Pernah suatu malam, Wildan memesan sebuah kereta kecil yang dihiasi banyak sekali lampu warna-warni. Dia datang ke rumahku sambil mengendarai kereta tersebut, membunyikan klakson di depan rumahku tanpa rasa malu apabila dilihat orang lain. Begitulah lelakiku. Dia selalu memiliki cara untuk membuatku tertawa.

"Kamu dapet ini dimana?" tanyaku ketika kereta itu mulai berjalan.

Wildan yang sedang mengendarainya, lantas menoleh sekilas ke arahku. "Gak tau. Tadinya, aku mau ke rumah kamu, gak sengaja liat ini di deket sana. Yaudah, aku coba tanya-tanya. Ternyata sistemnya disewa perjam gitu."

Aku tertawa. "Random banget."

"Biar kaya Jack dan Rose, gitu."

"Kok Jack dan Rose?"

"Iya, kan ada satu adegan dimana mereka naik kereta gitu, terus Jack nanya, mau kemana, nona? Terus, Rose jawab, ke bintang," terang Wildan. "Kamu mah... tanyain aku juga, kek."

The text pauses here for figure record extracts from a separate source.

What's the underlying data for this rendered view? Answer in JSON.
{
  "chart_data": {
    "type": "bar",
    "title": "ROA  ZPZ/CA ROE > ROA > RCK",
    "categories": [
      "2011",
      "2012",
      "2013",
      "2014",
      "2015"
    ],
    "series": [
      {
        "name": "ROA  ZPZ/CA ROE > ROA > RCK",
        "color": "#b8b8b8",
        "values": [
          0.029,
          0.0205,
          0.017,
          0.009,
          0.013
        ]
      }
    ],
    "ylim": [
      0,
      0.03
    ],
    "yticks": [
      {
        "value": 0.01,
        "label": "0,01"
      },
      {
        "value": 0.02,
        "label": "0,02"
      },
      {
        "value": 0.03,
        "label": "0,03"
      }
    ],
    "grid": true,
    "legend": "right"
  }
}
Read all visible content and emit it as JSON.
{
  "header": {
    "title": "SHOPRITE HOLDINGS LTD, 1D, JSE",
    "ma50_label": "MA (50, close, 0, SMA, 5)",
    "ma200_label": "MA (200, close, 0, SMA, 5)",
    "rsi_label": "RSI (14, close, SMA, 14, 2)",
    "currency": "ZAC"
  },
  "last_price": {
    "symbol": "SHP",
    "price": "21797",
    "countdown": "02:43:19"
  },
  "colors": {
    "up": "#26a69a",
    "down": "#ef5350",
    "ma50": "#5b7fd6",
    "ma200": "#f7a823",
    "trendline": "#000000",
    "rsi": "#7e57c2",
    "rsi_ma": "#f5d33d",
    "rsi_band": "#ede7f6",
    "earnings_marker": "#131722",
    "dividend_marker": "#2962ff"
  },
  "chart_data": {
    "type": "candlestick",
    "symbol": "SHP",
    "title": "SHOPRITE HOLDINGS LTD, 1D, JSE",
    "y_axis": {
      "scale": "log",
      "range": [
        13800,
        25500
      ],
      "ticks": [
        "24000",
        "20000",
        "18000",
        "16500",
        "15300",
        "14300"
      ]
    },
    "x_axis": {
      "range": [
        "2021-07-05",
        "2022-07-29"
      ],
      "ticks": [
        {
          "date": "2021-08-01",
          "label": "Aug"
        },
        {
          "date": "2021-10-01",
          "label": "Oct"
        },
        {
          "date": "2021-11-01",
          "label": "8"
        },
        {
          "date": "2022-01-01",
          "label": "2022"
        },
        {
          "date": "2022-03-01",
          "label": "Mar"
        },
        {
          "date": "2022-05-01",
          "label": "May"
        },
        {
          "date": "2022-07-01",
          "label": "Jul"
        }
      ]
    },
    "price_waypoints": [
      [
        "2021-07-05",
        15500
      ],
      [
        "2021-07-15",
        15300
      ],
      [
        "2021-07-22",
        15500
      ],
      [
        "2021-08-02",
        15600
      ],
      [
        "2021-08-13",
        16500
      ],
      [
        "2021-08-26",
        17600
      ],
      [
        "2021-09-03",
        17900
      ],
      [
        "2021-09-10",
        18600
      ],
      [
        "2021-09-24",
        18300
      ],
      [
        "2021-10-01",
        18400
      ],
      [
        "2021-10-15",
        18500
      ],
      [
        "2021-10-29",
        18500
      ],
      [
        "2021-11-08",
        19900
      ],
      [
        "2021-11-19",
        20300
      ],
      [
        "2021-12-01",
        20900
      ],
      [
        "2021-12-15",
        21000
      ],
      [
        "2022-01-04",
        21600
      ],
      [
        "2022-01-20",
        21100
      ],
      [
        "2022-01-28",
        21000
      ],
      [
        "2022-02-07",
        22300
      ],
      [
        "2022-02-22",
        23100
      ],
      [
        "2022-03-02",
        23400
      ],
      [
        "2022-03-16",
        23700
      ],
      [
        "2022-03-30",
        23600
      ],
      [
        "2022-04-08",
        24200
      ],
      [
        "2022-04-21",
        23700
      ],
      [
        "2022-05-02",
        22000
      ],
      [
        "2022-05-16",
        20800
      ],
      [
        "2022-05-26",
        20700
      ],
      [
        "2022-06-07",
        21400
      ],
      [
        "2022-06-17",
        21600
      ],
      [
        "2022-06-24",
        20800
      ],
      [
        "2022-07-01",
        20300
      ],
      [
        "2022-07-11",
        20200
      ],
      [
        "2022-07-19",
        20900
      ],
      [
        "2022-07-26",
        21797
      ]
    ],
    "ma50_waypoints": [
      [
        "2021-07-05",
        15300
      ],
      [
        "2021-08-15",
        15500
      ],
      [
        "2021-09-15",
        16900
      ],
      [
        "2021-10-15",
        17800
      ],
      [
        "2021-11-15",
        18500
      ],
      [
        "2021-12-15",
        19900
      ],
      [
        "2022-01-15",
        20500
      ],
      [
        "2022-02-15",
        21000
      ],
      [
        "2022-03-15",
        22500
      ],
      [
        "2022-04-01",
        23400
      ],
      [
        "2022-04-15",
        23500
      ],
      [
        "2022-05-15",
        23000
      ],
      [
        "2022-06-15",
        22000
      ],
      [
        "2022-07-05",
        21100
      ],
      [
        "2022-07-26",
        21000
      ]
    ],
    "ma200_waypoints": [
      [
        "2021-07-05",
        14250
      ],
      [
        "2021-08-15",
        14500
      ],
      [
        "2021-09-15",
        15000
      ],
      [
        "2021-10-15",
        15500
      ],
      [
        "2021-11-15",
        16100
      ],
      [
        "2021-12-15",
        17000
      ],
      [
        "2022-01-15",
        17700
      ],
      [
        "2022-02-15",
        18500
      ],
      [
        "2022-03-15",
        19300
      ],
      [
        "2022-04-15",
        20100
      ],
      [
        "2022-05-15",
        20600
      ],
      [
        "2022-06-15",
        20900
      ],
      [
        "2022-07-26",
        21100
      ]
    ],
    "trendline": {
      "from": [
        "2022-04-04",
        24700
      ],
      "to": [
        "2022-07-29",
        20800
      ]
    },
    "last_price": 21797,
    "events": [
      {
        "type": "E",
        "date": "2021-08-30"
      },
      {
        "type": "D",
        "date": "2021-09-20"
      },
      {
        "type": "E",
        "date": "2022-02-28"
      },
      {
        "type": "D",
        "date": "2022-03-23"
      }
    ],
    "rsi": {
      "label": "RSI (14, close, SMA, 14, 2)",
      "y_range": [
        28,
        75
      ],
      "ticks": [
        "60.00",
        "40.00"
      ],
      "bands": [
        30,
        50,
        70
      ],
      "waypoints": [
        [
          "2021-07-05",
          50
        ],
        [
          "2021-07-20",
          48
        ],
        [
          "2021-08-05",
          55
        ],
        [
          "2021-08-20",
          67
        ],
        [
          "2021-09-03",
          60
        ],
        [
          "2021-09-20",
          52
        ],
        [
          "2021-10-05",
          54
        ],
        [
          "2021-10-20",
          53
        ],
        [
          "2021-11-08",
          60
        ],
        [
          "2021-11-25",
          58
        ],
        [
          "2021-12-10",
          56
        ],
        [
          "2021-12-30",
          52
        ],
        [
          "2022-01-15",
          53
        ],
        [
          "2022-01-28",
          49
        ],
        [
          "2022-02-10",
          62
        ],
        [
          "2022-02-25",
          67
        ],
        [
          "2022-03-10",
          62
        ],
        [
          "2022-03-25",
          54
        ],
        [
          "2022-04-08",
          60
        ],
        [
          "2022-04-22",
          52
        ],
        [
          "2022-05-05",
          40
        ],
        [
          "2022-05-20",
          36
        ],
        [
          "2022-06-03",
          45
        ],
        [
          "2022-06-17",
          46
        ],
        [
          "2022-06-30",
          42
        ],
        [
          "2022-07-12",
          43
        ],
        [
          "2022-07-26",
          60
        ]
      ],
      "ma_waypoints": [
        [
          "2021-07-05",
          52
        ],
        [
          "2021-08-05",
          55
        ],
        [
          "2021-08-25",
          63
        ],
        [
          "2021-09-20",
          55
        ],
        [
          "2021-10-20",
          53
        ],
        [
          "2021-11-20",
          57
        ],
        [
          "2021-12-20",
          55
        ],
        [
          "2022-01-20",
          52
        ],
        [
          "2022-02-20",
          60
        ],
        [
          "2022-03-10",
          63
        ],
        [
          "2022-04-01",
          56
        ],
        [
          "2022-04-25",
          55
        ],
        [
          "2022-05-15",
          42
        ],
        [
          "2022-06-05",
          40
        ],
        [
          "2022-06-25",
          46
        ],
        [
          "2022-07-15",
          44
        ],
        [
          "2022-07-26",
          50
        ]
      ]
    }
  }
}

"Lah, kan harusnya kamu yang nanya duluan," ucapku tertawa. "Dasar kocak."

"Lah, iya. Oke, mau kemana, nona?"

"Kemanapun, asal sama kamu."

"Waduh, waduh, berat ya, nona. Kalau saya ke langit, nona mau ikut juga?"

Aku mengangguk, menggandeng lengannya yang sibuk mengendarai kereta ini dan bersandar di pundaknya. Waktu itu, kupikir, aku adalah perempuan paling beruntung karena memiliki Wildan, lelaki baik hati yang selalu tau caranya membuatku merasa berarti.

Aku bersimpuh di samping kuburan Wildan. Di balik selendang dan masker yang kukenakan, aku hanya bisa menangis merindukannya. Aku kehilangannya. Jika saja waktu bisa diulang, aku takkan memperbolehkannya pergi pagi itu. Aku hanya membutuhkan Wildan.

Tiap kali aku melewati kedai ramen itu, aku selalu membuang muka karena aku tak ingin melihat bayanganku dan dirinya yang sedang belajar menyeruput ramen bersama. Tiap kali aku menuju kompleks rumahku, aku selalu membuang muka karena aku tak ingin melihat bayanganku dan dirinya yang sedang berada di atas kereta waktu itu. Faktanya, dia memang pergi ke langit, tapi aku tak diizinkan ikut bersamanya.

Dia tetaplah Wildanku, meskipun kini hanyalah sebuah bayangan di balik pintu kamarku yang menahan diri untuk memelukku. Terbawa arus waktu dan tak lagi menjadi 'konduktor'ku. Aku tak tahan dengan rasa rindu yang semakin hari semakin mengikis permukaan hatiku. Aku tau, dia takkan memperbolehkanku untuk merindukannya karena dia benci melihatku tersakiti. Namun, kepergiannya tak membawa serta merta rasa cinta yang ada di hatiku.